C - Pressentir la guerre (dès les années 1930)

Affiche du Parti national-socialiste des travailleurs allemands (NSDAP), ou parti nazi d'Adolf Hitler en 1931 avec pour slogan « Gegen Versailles » (« Contre Versailles »). AKH Images
L’arrivée d’Hitler au pouvoir en 1933 marque un tournant et raffermit les craintes apparues lors de la montée des mouvements nationalistes. En effet, Hitler dénonce le traité de Versailles en tant qu’instrument d’asservissement du peuple allemand, il l’accuse ainsi d'enchaîner le citoyen allemand. Le château de Versailles devient alors, aux yeux des nouveaux mouvements nationalistes, un symbole de l’humiliation imposée par les Alliés.

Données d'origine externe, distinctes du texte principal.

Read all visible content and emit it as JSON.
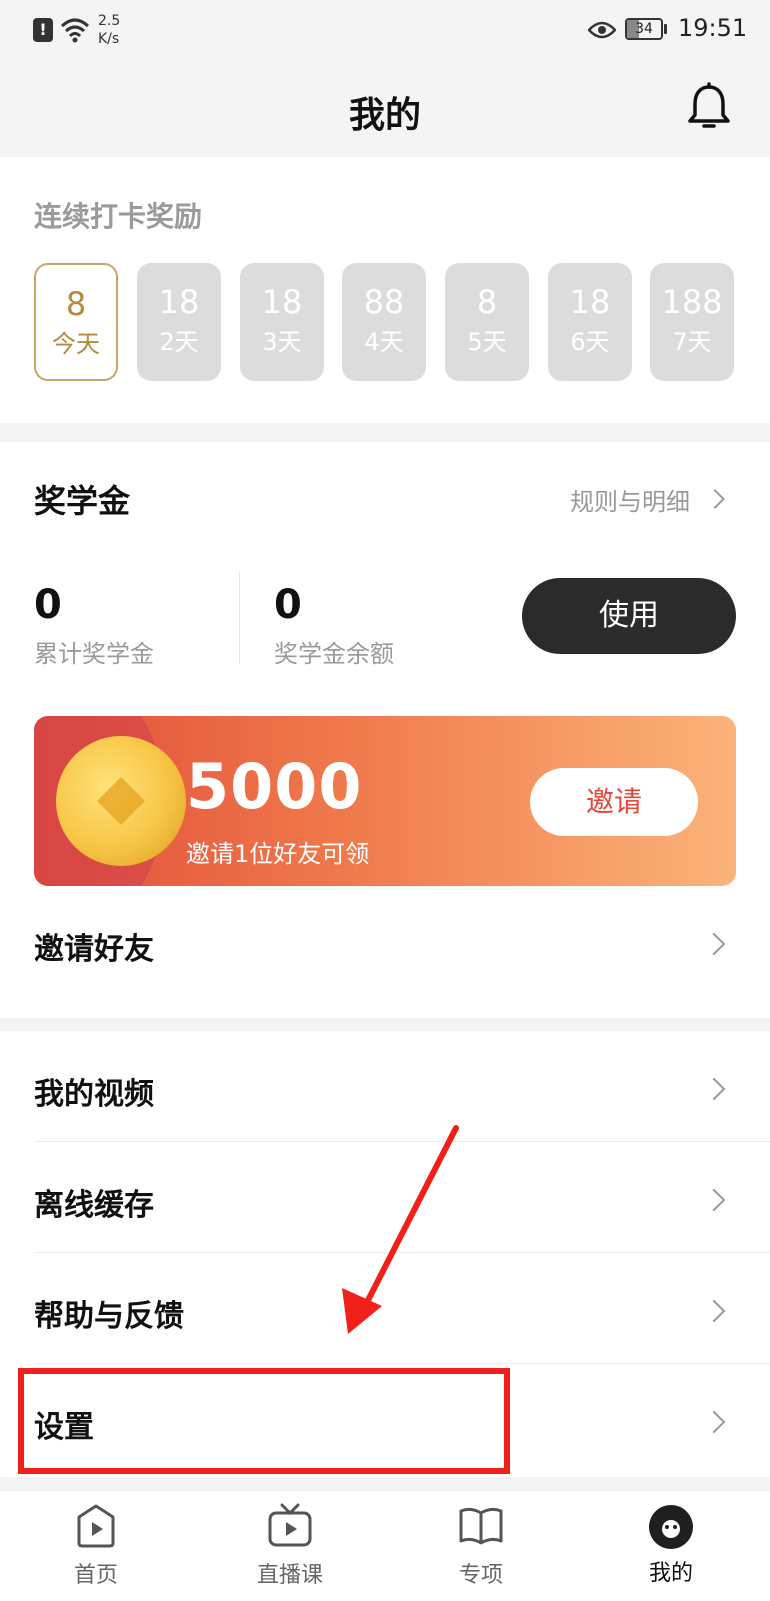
{
  "status_bar": {
    "alert": "!",
    "net_speed_value": "2.5",
    "net_speed_unit": "K/s",
    "battery": "34",
    "battery_level": 0.34,
    "time": "19:51"
  },
  "header": {
    "title": "我的",
    "notification_icon": "bell-icon"
  },
  "checkin": {
    "title": "连续打卡奖励",
    "days": [
      {
        "amount": "8",
        "label": "今天",
        "active": true
      },
      {
        "amount": "18",
        "label": "2天",
        "active": false
      },
      {
        "amount": "18",
        "label": "3天",
        "active": false
      },
      {
        "amount": "88",
        "label": "4天",
        "active": false
      },
      {
        "amount": "8",
        "label": "5天",
        "active": false
      },
      {
        "amount": "18",
        "label": "6天",
        "active": false
      },
      {
        "amount": "188",
        "label": "7天",
        "active": false
      }
    ]
  },
  "scholarship": {
    "title": "奖学金",
    "rules_link": "规则与明细",
    "total_value": "0",
    "total_label": "累计奖学金",
    "balance_value": "0",
    "balance_label": "奖学金余额",
    "use_button": "使用",
    "banner": {
      "amount": "5000",
      "subtitle": "邀请1位好友可领",
      "invite_button": "邀请"
    },
    "invite_friends": "邀请好友"
  },
  "menu": {
    "items": [
      {
        "label": "我的视频"
      },
      {
        "label": "离线缓存"
      },
      {
        "label": "帮助与反馈"
      },
      {
        "label": "设置"
      }
    ]
  },
  "tabbar": {
    "tabs": [
      {
        "label": "首页",
        "icon": "play-circle-icon"
      },
      {
        "label": "直播课",
        "icon": "tv-icon"
      },
      {
        "label": "专项",
        "icon": "book-icon"
      },
      {
        "label": "我的",
        "icon": "avatar-icon"
      }
    ]
  },
  "colors": {
    "accent_gold": "#c9a56a",
    "banner_start": "#e24e3a",
    "banner_end": "#fbb37a",
    "annotation_red": "#f2201a",
    "button_dark": "#2b2b2b"
  }
}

Dans un contexte où la guerre semble inévitable, bien que son déclenchement demeure incertain, les États européens se préparent discrètement à affronter un nouveau conflit, notamment en renforçant leurs moyens de défense. La nécessité de protéger Versailles s’impose alors avec évidence, par crainte que l’Allemagne nazie ne s’en prenne au château dans un esprit de revanche. Comme l’exprime Arnaud Bertinet : « Lors de conflits armés, le patrimoine d’un pays est à la fois l’emblème d’une identité collective, une source de convoitise et un otage éventuel. »
Consciente de cette menace, la direction générale des Beaux-Arts amorce dès août 1935 un travail de planification, réunissant les informations nécessaires pour l’élaboration d’un plan d’évacuation réaliste. Ce programme s’inscrit dans une réflexion plus large menée par les musées nationaux, qui visent à abriter une majorité des œuvres dans leurs propres institutions. Joseph Billet, inspecteur des musées de province, est ainsi chargé d’établir des listes de priorités pour l’évacuation ou la protection sur place des collections, en commençant par les régions du Nord et de l’Est, celles-ci étant les plus exposées. Dans cette logique, un travail de repérage est mené afin de trouver des lieux de repli pour l’ensemble des musées français. En mai 1938, le château de Chambord est officiellement désigné comme le principal dépôt des œuvres issues des musées nationaux. Quelques mois plus tard, lors des accords de Munich, une répétition générale de l’évacuation est organisée, confirmant l’ampleur des préparatifs et la détermination des autorités à préserver le patrimoine national face aux menaces de guerre imminentes.

Inauguration de l'expostion "A Versailles en 1789" par Albert Lebrun, © Château de Versailles, Dist. RMN / © Christophe Fouin.
En septembre 1938, alors que la crise des Sudètes atteint son paroxysme, l’inquiétude grandit à Versailles. Patrice Bonnet alerte sur le manque de moyens humains en cas de mobilisation et la menace des attaques aériennes. La peur pousse alors les autorités à commander 20 000 sacs de sable supplémentaires pour calfeutrer le château, tandis que des mitrailleuses de défense anti-aérienne sont installées sur les toits. La signature des accords de Munich le 30 septembre évite, pour l’instant, la guerre, mais révèle les insuffisances du plan de protection des œuvres : aucune pièce n’a encore quitté le château. La nécessité de revoir les préparatifs devient évidente. Si l’exposition "À Versailles en 1789" se tient bien en mai 1939, l’ombre du conflit plane désormais et fait l’objet de toutes les préoccupations.